Perché secondo lei l’Italia fatica ad affermare delle storie di successo come la sua?

L’Italia è un paese che spesso fa difficoltà a riconoscere i meriti di altri italiani che vivono nello stesso paese e che soffre spesso dell’incapacità di fare sistema.

Infine la nostra grande capacità di essere individualisti, che ha permesso l’affermazione di grandi personaggi negli anni ’70, ma che oggi in un mercato globale, deve lasciare spazio ad una nuova mentalità, un nuovo modo di fare business. Un modo in cui è importante creare connessioni che facciano uscire le persone dalla provincia per avvalersi di know-how diversi in giro per il mondo.

Dove sono i nostri giovani in tutto questo?

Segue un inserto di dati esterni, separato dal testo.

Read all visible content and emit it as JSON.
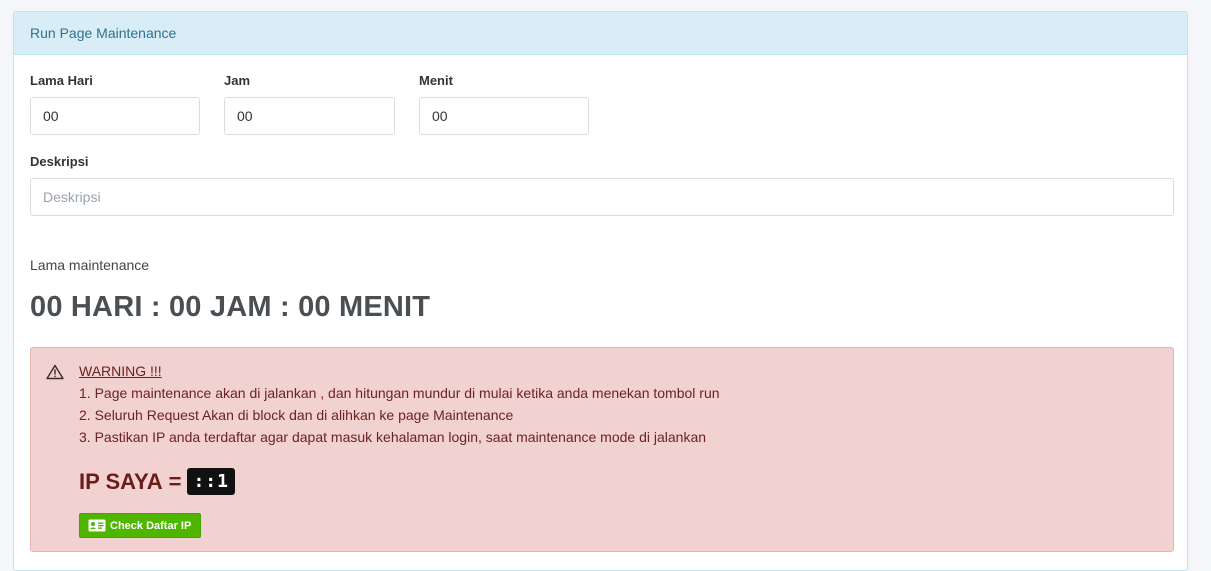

Ti racconto una piccola storia. Quindici anni fa andai ad una mostra alla triennale di Milano sui giovani designer e mi ritrovai davanti ad un’età media di 50 anni. All’epoca aveva poco più di 20 anni e pensai che non potevo aspettare ancora 30 anni per far parte di quel mondo. Cose del genere nella cultura anglosassone non esistono. Io credo che ai nostri giovani dobbiamo dare più fiducia, risorse e merito.

Posso chiederle dove si vede da qui ai prossimi 10 anni?

Non lo so! Vorrei solo fare qualcosa che mi permetta di trasformare la mia visione in realtà.